Williams of Reading succeeded longtime chief cook Cleve Copeland, 83, who stepped down this year. Though Copeland’s were big shoes to fill, Williams said, he was well prepared for the job by his mother and the long line of aunts, sisters and other female relatives who taught him to cook years ago.
Williams and his crew started early Thursday morning, baking three turkeys donated by OTC Fleet Services, Cumru Township, and three of the 10 hams donated by Berks Packing, Reading.
The remaining hams are being saved for a church community dinner next year, said Bill Pochuski Jr., president of the men’s group.
From late morning through early afternoon, take-out containers filled with the roasted meats, candied yams, stuffing and other sides were handed out to those who pre-ordered or walked in.
Teams of church volunteers also distributed dinners at Fifth and Penn streets and supplied meals to staff at two area nursing homes.
“It’s just awesome that they continued this tradition,” Jeannette Giddens said of the event, “because it’s needed.”
The complimentary community dinner was founded by her late husband Gus Giddons, an associate minister of the church.
After he died in 2015, it was renamed The Gus Giddons Memorial Thanksgiving Dinner.
“He was always looking out for everybody,” Giddens said of her late husband.
Need was the focus of another free take-out dinner on Reading’s southside.
The Rev.
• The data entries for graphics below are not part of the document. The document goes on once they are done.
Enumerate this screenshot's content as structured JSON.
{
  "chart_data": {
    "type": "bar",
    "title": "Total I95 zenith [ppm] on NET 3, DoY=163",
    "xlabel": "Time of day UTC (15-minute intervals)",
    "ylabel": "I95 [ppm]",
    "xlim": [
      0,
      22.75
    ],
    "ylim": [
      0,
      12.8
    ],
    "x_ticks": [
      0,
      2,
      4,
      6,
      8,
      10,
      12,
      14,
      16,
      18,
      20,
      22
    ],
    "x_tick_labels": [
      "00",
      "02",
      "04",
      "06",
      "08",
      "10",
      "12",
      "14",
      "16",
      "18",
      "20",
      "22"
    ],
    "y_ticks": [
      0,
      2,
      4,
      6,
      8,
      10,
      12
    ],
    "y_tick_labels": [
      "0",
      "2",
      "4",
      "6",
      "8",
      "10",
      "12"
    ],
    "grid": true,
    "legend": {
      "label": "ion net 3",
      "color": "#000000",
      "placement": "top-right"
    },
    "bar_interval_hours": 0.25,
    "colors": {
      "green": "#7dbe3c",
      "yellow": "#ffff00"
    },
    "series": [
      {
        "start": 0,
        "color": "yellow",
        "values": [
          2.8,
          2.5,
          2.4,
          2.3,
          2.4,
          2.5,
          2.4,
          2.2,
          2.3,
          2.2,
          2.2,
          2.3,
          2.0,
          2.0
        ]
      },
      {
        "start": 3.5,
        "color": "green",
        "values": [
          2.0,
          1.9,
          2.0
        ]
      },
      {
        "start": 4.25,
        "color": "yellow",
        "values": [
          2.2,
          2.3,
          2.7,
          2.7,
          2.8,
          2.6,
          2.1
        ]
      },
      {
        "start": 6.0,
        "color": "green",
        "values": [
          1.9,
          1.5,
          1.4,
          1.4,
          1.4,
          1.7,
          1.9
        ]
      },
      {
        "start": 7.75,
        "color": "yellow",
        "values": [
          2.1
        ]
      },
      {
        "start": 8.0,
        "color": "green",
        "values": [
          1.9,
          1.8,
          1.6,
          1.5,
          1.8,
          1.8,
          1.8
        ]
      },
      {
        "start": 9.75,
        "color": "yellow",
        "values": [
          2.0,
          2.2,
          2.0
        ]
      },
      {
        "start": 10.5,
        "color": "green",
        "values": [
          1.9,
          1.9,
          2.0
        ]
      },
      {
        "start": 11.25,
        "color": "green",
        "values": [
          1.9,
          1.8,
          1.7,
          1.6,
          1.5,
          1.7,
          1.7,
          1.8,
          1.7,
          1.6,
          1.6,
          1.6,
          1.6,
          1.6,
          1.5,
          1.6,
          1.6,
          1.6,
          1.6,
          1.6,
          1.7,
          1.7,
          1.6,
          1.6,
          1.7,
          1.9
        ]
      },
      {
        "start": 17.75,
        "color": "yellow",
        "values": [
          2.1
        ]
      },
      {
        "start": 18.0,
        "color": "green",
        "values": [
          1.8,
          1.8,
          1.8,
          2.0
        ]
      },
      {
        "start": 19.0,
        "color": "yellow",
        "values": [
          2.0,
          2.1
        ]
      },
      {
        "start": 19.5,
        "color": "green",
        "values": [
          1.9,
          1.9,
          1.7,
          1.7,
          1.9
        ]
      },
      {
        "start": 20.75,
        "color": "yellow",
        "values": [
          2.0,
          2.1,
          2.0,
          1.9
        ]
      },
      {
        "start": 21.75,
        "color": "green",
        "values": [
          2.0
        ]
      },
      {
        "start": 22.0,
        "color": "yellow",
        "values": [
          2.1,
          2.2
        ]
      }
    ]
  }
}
Alex Lopez, pastor of Jesus is the Path of Salvation, and 10 church volunteers set up tables lined with chafing dishes outside the church at 146 S. Fifth St. and served the customary turkey and sides with rice and beans and other traditional Latino dishes to passersby.
Lopez is the owner of Fifth Street Barbers, which also occupies the premises.
This was the 10th year the church and barbershop collaborated on the dinner and clothing giveaway, he said.
Last year more than 300 were served, he said, and the group expected as many or more Thursday.
“We are doing it because that is what we are supposed to do,” the pastor said.